In Taiwan, Dalai Lama Disputes China's Claims

August 31st 2009

Jia Shi'an, Taiwan, 31 August 2009 (CNN) - The Dalai Lama -- on a visit to Taiwan that includes prayers for recent typhoon victims -- has rebutted China's claims that he is there for political reasons.

In a Monday interview with CNN's Sara Sidner, the Tibetan spiritual leader said he was visiting the island to comfort victims of Typhoon Morakot. He added that he would not meet Taiwan's President Ma Ying-jeou, to avoid politicizing the trip.

The Dalai Lama visits the typhoon-hit village of Hsiaolin, in Kaohsiung county, southern Taiwan on Monday.

The Dalai Lama visits the typhoon-hit village of Hsiaolin, in Kaohsiung county,southern Taiwan on Monday.

"As soon as I received the invitation, I know there's some complications maybe. But it is my sort of moral responsibility to come and to see, show my face, to those people who are passing through a difficult period," he said.

The Dalai Lama was in southern Taiwan on Monday to meet and pray with survivors of the disaster, a day after he arrived from India. Morakot caused heavy flooding in the south and killed more than 500 people when it struck August 8.

"As a Buddhist monk, it is my moral principle to go there, see them and at least share some of their sorrow, some of their sadness," he told CNN shortly after he arrived on Sunday.

China's state-run Xinhua news agency said Sunday that Beijing maintained "resolute opposition" to the visit, which it said "is bound to have a negative influence on the relations between the mainland and Taiwan."

"We will keep a close eye on the situation," Xinhua quoted an unnamed spokesman for the government's Taiwan Affairs Office as saying.

Beijing considers Taiwan a renegade province and accuses the Dalai Lama of advocating Tibetan independence from China.

Asked about Taiwan's relations with mainland China, the Dalai Lama said he has told Taiwanese leaders that should have close relations with China.

"Your case, of course ultimately up to your people. But in any case because of economic reasons, because of defense, (you) should have very close relations with mainland China, that's how I feel," the spiritual leader said.

"So now in recent times seems closer relations with mainland China, this is good. I think it reduces fear here, obviously."

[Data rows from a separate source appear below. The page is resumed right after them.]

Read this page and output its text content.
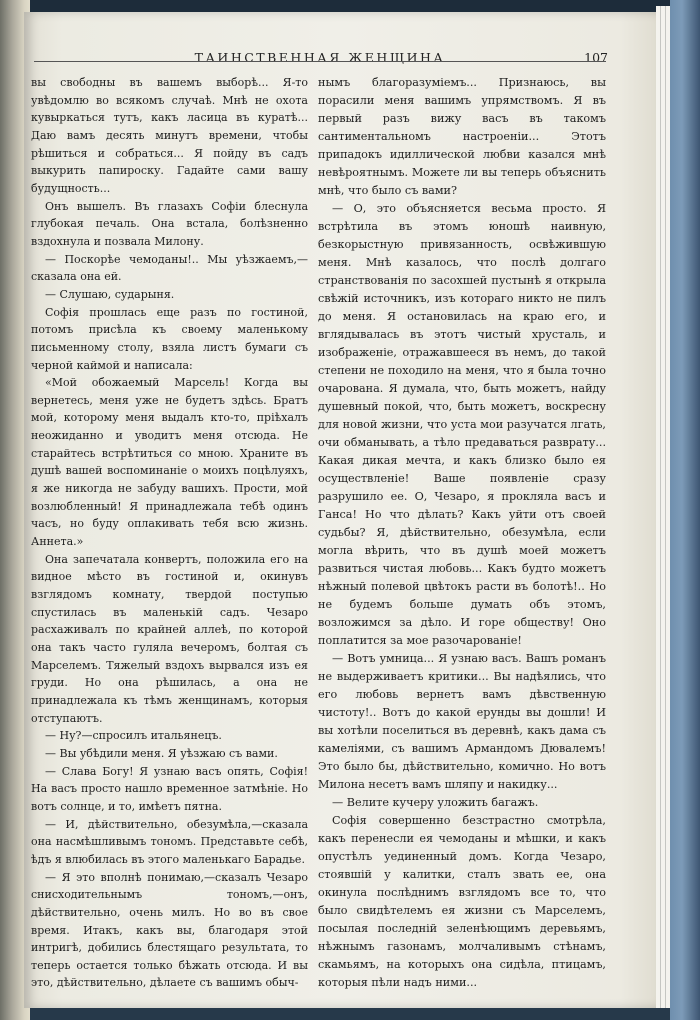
ТАИНСТВЕННАЯ ЖЕНЩИНА	107

вы свободны въ вашемъ выборѣ... Я-то увѣдомлю во всякомъ случаѣ. Мнѣ не охота кувыркаться тутъ, какъ ласица въ куратѣ... Даю вамъ десять минутъ времени, чтобы рѣшиться и собраться... Я пойду въ садъ выкурить папироску. Гадайте сами вашу будущность...

Онъ вышелъ. Въ глазахъ Софіи блеснула глубокая печаль. Она встала, болѣзненно вздохнула и позвала Милону.

— Поскорѣе чемоданы!.. Мы уѣзжаемъ,— сказала она ей.

— Слушаю, сударыня.

Софія прошлась еще разъ по гостиной, потомъ присѣла къ своему маленькому письменному столу, взяла листъ бумаги съ черной каймой и написала:

«Мой обожаемый Марсель! Когда вы вернетесь, меня уже не будетъ здѣсь. Братъ мой, которому меня выдалъ кто-то, пріѣхалъ неожиданно и уводитъ меня отсюда. Не старайтесь встрѣтиться со мною. Храните въ душѣ вашей воспоминаніе о моихъ поцѣлуяхъ, я же никогда не забуду вашихъ. Прости, мой возлюбленный! Я принадлежала тебѣ одинъ часъ, но буду оплакивать тебя всю жизнь. Аннета.»

Она запечатала конвертъ, положила его на видное мѣсто въ гостиной и, окинувъ взглядомъ комнату, твердой поступью спустилась въ маленькій садъ. Чезаро расхаживалъ по крайней аллеѣ, по которой она такъ часто гуляла вечеромъ, болтая съ Марселемъ. Тяжелый вздохъ вырвался изъ ея груди. Но она рѣшилась, а она не принадлежала къ тѣмъ женщинамъ, которыя отступаютъ.

— Ну?—спросилъ итальянецъ.

— Вы убѣдили меня. Я уѣзжаю съ вами.

— Слава Богу! Я узнаю васъ опять, Софія! На васъ просто нашло временное затмѣніе. Но вотъ солнце, и то, имѣетъ пятна.

— И, дѣйствительно, обезумѣла,—сказала она насмѣшливымъ тономъ. Представьте себѣ, ѣдъ я влюбилась въ этого маленькаго Барадье.

— Я это вполнѣ понимаю,—сказалъ Чезаро снисходительнымъ тономъ,—онъ, дѣйствительно, очень милъ. Но во въ свое время. Итакъ, какъ вы, благодаря этой интригѣ, добились блестящаго результата, то теперь остается только бѣжать отсюда. И вы это, дѣйствительно, дѣлаете съ вашимъ обыч-

нымъ благоразуміемъ... Признаюсь, вы порасили меня вашимъ упрямствомъ. Я въ первый разъ вижу васъ въ такомъ сантиментальномъ настроеніи... Этотъ припадокъ идиллической любви казался мнѣ невѣроятнымъ. Можете ли вы теперь объяснить мнѣ, что было съ вами?

— О, это объясняется весьма просто. Я встрѣтила въ этомъ юношѣ наивную, безкорыстную привязанность, освѣжившую меня. Мнѣ казалось, что послѣ долгаго странствованія по засохшей пустынѣ я открыла свѣжій источникъ, изъ котораго никто не пилъ до меня. Я остановилась на краю его, и вглядывалась въ этотъ чистый хрусталь, и изображеніе, отражавшееся въ немъ, до такой степени не походило на меня, что я была точно очарована. Я думала, что, быть можетъ, найду душевный покой, что, быть можетъ, воскресну для новой жизни, что уста мои разучатся лгать, очи обманывать, а тѣло предаваться разврату... Какая дикая мечта, и какъ близко было ея осуществленіе! Ваше появленіе сразу разрушило ее. О, Чезаро, я прокляла васъ и Ганса! Но что дѣлать? Какъ уйти отъ своей судьбы? Я, дѣйствительно, обезумѣла, если могла вѣрить, что въ душѣ моей можетъ развиться чистая любовь... Какъ будто можетъ нѣжный полевой цвѣтокъ расти въ болотѣ!.. Но не будемъ больше думать объ этомъ, возложимся за дѣло. И горе обществу! Оно поплатится за мое разочарованіе!

— Вотъ умница... Я узнаю васъ. Вашъ романъ не выдерживаетъ критики... Вы надѣялись, что его любовь вернетъ вамъ дѣвственную чистоту!.. Вотъ до какой ерунды вы дошли! И вы хотѣли поселиться въ деревнѣ, какъ дама съ камеліями, съ вашимъ Армандомъ Дювалемъ! Это было бы, дѣйствительно, комично. Но вотъ Милона несетъ вамъ шляпу и накидку...

— Велите кучеру уложить багажъ.

Софія совершенно безстрастно смотрѣла, какъ перенесли ея чемоданы и мѣшки, и какъ опустѣлъ уединенный домъ. Когда Чезаро, стоявшій у калитки, сталъ звать ее, она окинула послѣднимъ взглядомъ все то, что было свидѣтелемъ ея жизни съ Марселемъ, посылая последній зеленѣющимъ деревьямъ, нѣжнымъ газонамъ, молчаливымъ стѣнамъ, скамьямъ, на которыхъ она сидѣла, птицамъ, которыя пѣли надъ ними...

The Buddhist leader is to give a public talk on compassion and religious harmony before returning to India on Friday, his spokesman, Tenzin Taklha, said last week.

Typhoon Morakot dumped more than 3.3 meters (100 inches) of rain on the island before moving onto the mainland. The resulting flooding and landslides killed at least 543 people, Taiwan's Central Emergency Operation Center said last week, with at least 117 more still missing.

Rescuers struggled to find many of those who were missing in the island's remote southern mountains, and Ma apologized last week for the government's slow response to the disaster.